Over the past few years, blogging really exploded onto the online scene, as one of the best and most in-depth ways of promoting one’s skills, advocating specific causes, raising awareness (and sometimes even money, via crowd-funding), and getting your views out there, to other opinion makers, movers, shifters, and leaders.
It’s more professional than Facebook, and allows for greater depth than Twitter. However, when specifically looking for downsides and cons, blogging can also be seen as one of the least safe activities to engage in, when online. Whether voluntarily or inadvertently, bloggers expose themselves to certain risks, from which most other users are relatively safe. A blogger is highly likely to reveal personal information about themselves on the Internet; moreover, by using dedicated blogging software and by spending massive amounts of time online, researching information, writing blog posts and maintaining contact with their readership, bloggers expose themselves to data theft. Here are some tips for safely using your computer when blogging, either professionally or as a leisure activity.
1. Don’t store your blog password (or passwords, in case you regularly change them) on your PC. As a matter of fact, you shouldn’t be writing them down anywhere at all, since this obviously leaves you very vulnerable to hacking attempts. If you keep a word processor document with such sensitive data, make sure you delete it a.s.a.p. – and even that might not keep you entirely safe. Delete, right-click on the Recycle Bin, ‘Empty Recycle Bin’. That ought to be safe enough, right? Wrong. Microsoft Windows allows for deleted data to be restored, both by yourself, as well as by others. In order to make sure sensitive information has been properly shredded, check out an efficient software solution here.
2. Be very careful what email address you use for logging into your blogging platform. Email from your internet provider will very easily reveal your physical location to anyone clever enough to know where to look. Similarly, emails forwarded via POP3 accounts are still traceable, albeit with a bit more effort involved in the process. Your safest solutions are using throw-away email addresses, which you can easily sign up for online, or reply to emails via a webmail service, such as Gmail.

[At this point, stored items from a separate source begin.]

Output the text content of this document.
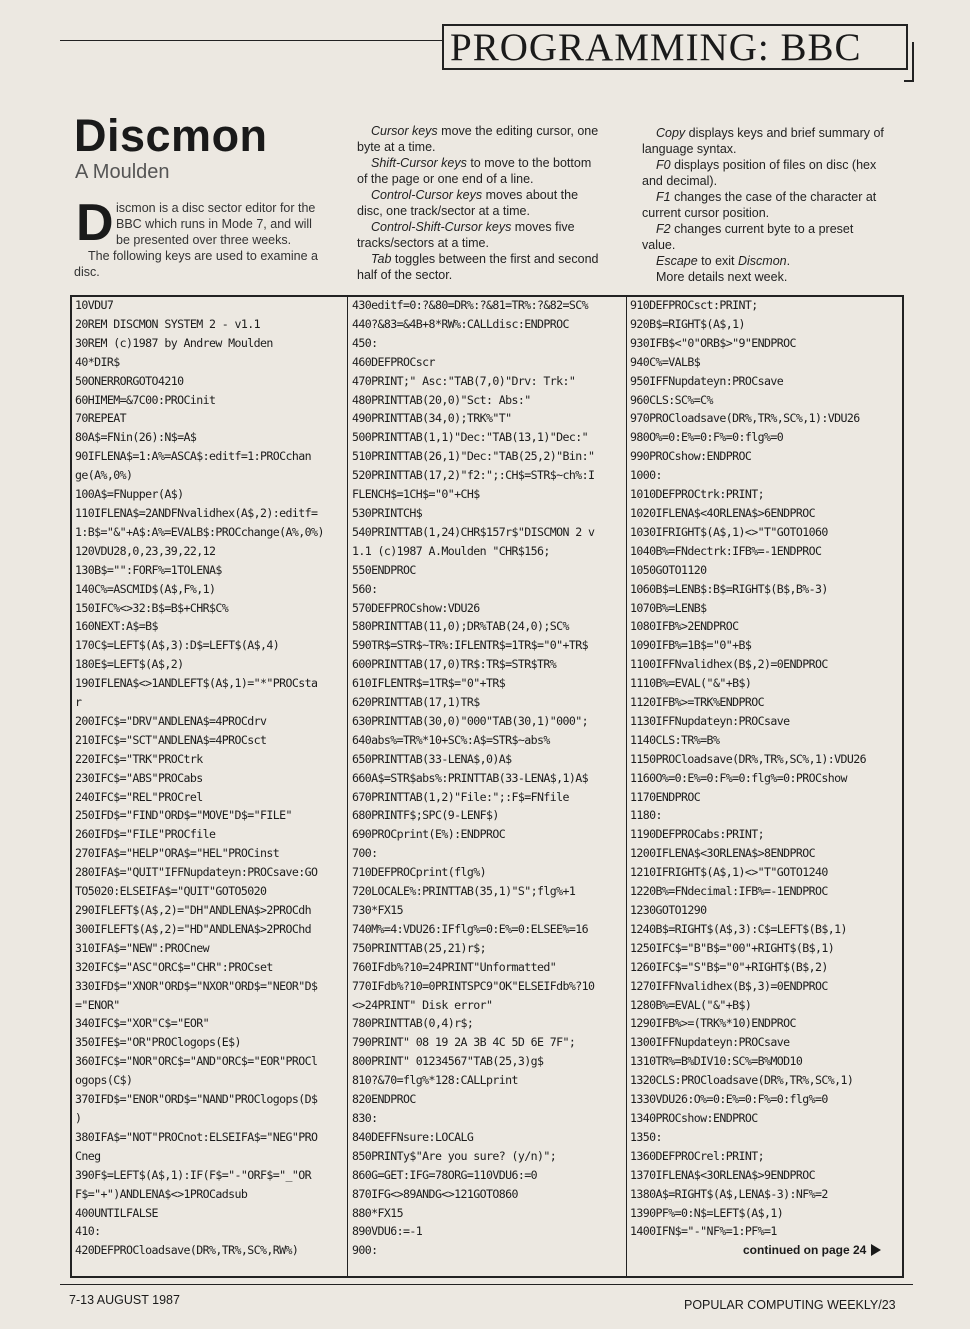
PROGRAMMING: BBC
Discmon
A Moulden
D iscmon is a disc sector editor for the
BBC which runs in Mode 7, and will
be presented over three weeks.
The following keys are used to examine a
disc.

Cursor keys move the editing cursor, one

byte at a time.

Shift-Cursor keys to move to the bottom

of the page or one end of a line.

Control-Cursor keys moves about the

disc, one track/sector at a time.

Control-Shift-Cursor keys moves five

tracks/sectors at a time.

Tab toggles between the first and second

half of the sector.

Copy displays keys and brief summary of

language syntax.

F0 displays position of files on disc (hex

and decimal).

F1 changes the case of the character at

current cursor position.

F2 changes current byte to a preset

value.

Escape to exit Discmon.

More details next week.

10VDU7
20REM DISCMON SYSTEM 2 - v1.1
30REM (c)1987 by Andrew Moulden
40*DIR$
50ONERRORGOTO4210
60HIMEM=&7C00:PROCinit
70REPEAT
80A$=FNin(26):N$=A$
90IFLENA$=1:A%=ASCA$:editf=1:PROCchan
ge(A%,0%)
100A$=FNupper(A$)
110IFLENA$=2ANDFNvalidhex(A$,2):editf=
1:B$="&"+A$:A%=EVALB$:PROCchange(A%,0%)
120VDU28,0,23,39,22,12
130B$="":FORF%=1TOLENA$
140C%=ASCMID$(A$,F%,1)
150IFC%<>32:B$=B$+CHR$C%
160NEXT:A$=B$
170C$=LEFT$(A$,3):D$=LEFT$(A$,4)
180E$=LEFT$(A$,2)
190IFLENA$<>1ANDLEFT$(A$,1)="*"PROCsta
r
200IFC$="DRV"ANDLENA$=4PROCdrv
210IFC$="SCT"ANDLENA$=4PROCsct
220IFC$="TRK"PROCtrk
230IFC$="ABS"PROCabs
240IFC$="REL"PROCrel
250IFD$="FIND"ORD$="MOVE"D$="FILE"
260IFD$="FILE"PROCfile
270IFA$="HELP"ORA$="HEL"PROCinst
280IFA$="QUIT"IFFNupdateyn:PROCsave:GO
TO5020:ELSEIFA$="QUIT"GOTO5020
290IFLEFT$(A$,2)="DH"ANDLENA$>2PROCdh
300IFLEFT$(A$,2)="HD"ANDLENA$>2PROChd
310IFA$="NEW":PROCnew
320IFC$="ASC"ORC$="CHR":PROCset
330IFD$="XNOR"ORD$="NXOR"ORD$="NEOR"D$
="ENOR"
340IFC$="XOR"C$="EOR"
350IFE$="OR"PROClogops(E$)
360IFC$="NOR"ORC$="AND"ORC$="EOR"PROCl
ogops(C$)
370IFD$="ENOR"ORD$="NAND"PROClogops(D$
)
380IFA$="NOT"PROCnot:ELSEIFA$="NEG"PRO
Cneg
390F$=LEFT$(A$,1):IF(F$="-"ORF$="_"OR
F$="+")ANDLENA$<>1PROCadsub
400UNTILFALSE
410:
420DEFPROCloadsave(DR%,TR%,SC%,RW%)
430editf=0:?&80=DR%:?&81=TR%:?&82=SC%
440?&83=&4B+8*RW%:CALLdisc:ENDPROC
450:
460DEFPROCscr
470PRINT;" Asc:"TAB(7,0)"Drv: Trk:"
480PRINTTAB(20,0)"Sct: Abs:"
490PRINTTAB(34,0);TRK%"T"
500PRINTTAB(1,1)"Dec:"TAB(13,1)"Dec:"
510PRINTTAB(26,1)"Dec:"TAB(25,2)"Bin:"
520PRINTTAB(17,2)"f2:";:CH$=STR$~ch%:I
FLENCH$=1CH$="0"+CH$
530PRINTCH$
540PRINTTAB(1,24)CHR$157r$"DISCMON 2 v
1.1 (c)1987 A.Moulden "CHR$156;
550ENDPROC
560:
570DEFPROCshow:VDU26
580PRINTTAB(11,0);DR%TAB(24,0);SC%
590TR$=STR$~TR%:IFLENTR$=1TR$="0"+TR$
600PRINTTAB(17,0)TR$:TR$=STR$TR%
610IFLENTR$=1TR$="0"+TR$
620PRINTTAB(17,1)TR$
630PRINTTAB(30,0)"000"TAB(30,1)"000";
640abs%=TR%*10+SC%:A$=STR$~abs%
650PRINTTAB(33-LENA$,0)A$
660A$=STR$abs%:PRINTTAB(33-LENA$,1)A$
670PRINTTAB(1,2)"File:";:F$=FNfile
680PRINTF$;SPC(9-LENF$)
690PROCprint(E%):ENDPROC
700:
710DEFPROCprint(flg%)
720LOCALE%:PRINTTAB(35,1)"S";flg%+1
730*FX15
740M%=4:VDU26:IFflg%=0:E%=0:ELSEE%=16
750PRINTTAB(25,21)r$;
760IFdb%?10=24PRINT"Unformatted"
770IFdb%?10=0PRINTSPC9"OK"ELSEIFdb%?10
<>24PRINT" Disk error"
780PRINTTAB(0,4)r$;
790PRINT" 08 19 2A 3B 4C 5D 6E 7F";
800PRINT" 01234567"TAB(25,3)g$
810?&70=flg%*128:CALLprint
820ENDPROC
830:
840DEFFNsure:LOCALG
850PRINTy$"Are you sure? (y/n)";
860G=GET:IFG=78ORG=110VDU6:=0
870IFG<>89ANDG<>121GOTO860
880*FX15
890VDU6:=-1
900:
910DEFPROCsct:PRINT;
920B$=RIGHT$(A$,1)
930IFB$<"0"ORB$>"9"ENDPROC
940C%=VALB$
950IFFNupdateyn:PROCsave
960CLS:SC%=C%
970PROCloadsave(DR%,TR%,SC%,1):VDU26
980O%=0:E%=0:F%=0:flg%=0
990PROCshow:ENDPROC
1000:
1010DEFPROCtrk:PRINT;
1020IFLENA$<4ORLENA$>6ENDPROC
1030IFRIGHT$(A$,1)<>"T"GOTO1060
1040B%=FNdectrk:IFB%=-1ENDPROC
1050GOTO1120
1060B$=LENB$:B$=RIGHT$(B$,B%-3)
1070B%=LENB$
1080IFB%>2ENDPROC
1090IFB%=1B$="0"+B$
1100IFFNvalidhex(B$,2)=0ENDPROC
1110B%=EVAL("&"+B$)
1120IFB%>=TRK%ENDPROC
1130IFFNupdateyn:PROCsave
1140CLS:TR%=B%
1150PROCloadsave(DR%,TR%,SC%,1):VDU26
1160O%=0:E%=0:F%=0:flg%=0:PROCshow
1170ENDPROC
1180:
1190DEFPROCabs:PRINT;
1200IFLENA$<3ORLENA$>8ENDPROC
1210IFRIGHT$(A$,1)<>"T"GOTO1240
1220B%=FNdecimal:IFB%=-1ENDPROC
1230GOTO1290
1240B$=RIGHT$(A$,3):C$=LEFT$(B$,1)
1250IFC$="B"B$="00"+RIGHT$(B$,1)
1260IFC$="S"B$="0"+RIGHT$(B$,2)
1270IFFNvalidhex(B$,3)=0ENDPROC
1280B%=EVAL("&"+B$)
1290IFB%>=(TRK%*10)ENDPROC
1300IFFNupdateyn:PROCsave
1310TR%=B%DIV10:SC%=B%MOD10
1320CLS:PROCloadsave(DR%,TR%,SC%,1)
1330VDU26:O%=0:E%=0:F%=0:flg%=0
1340PROCshow:ENDPROC
1350:
1360DEFPROCrel:PRINT;
1370IFLENA$<3ORLENA$>9ENDPROC
1380A$=RIGHT$(A$,LENA$-3):NF%=2
1390PF%=0:N$=LEFT$(A$,1)
1400IFN$="-"NF%=1:PF%=1
continued on page 24
7-13 AUGUST 1987	POPULAR COMPUTING WEEKLY/23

3. Keep close track of software and driver updates. When updated regularly, PC drivers and programs will ensure there are no security breaches on your machine. However, if you’ve disabled automatic updating for some reason, you might want to look into a safety and maintenance software suite, which will essentially do the job for you.
5. Think of the future. While this might sound somewhat fatalistic, when creating content that you plan on posting online, be it a blog entry, a vlog video, or even a comment reply, remember that Googlebot will crawl that content, archive it, and essentially make it impossible to delete. Since an increasing number of employers are in the habit of running online background checks of potential employees, remember that whatever you’re putting online is likely to come back and haunt you when you least expect it.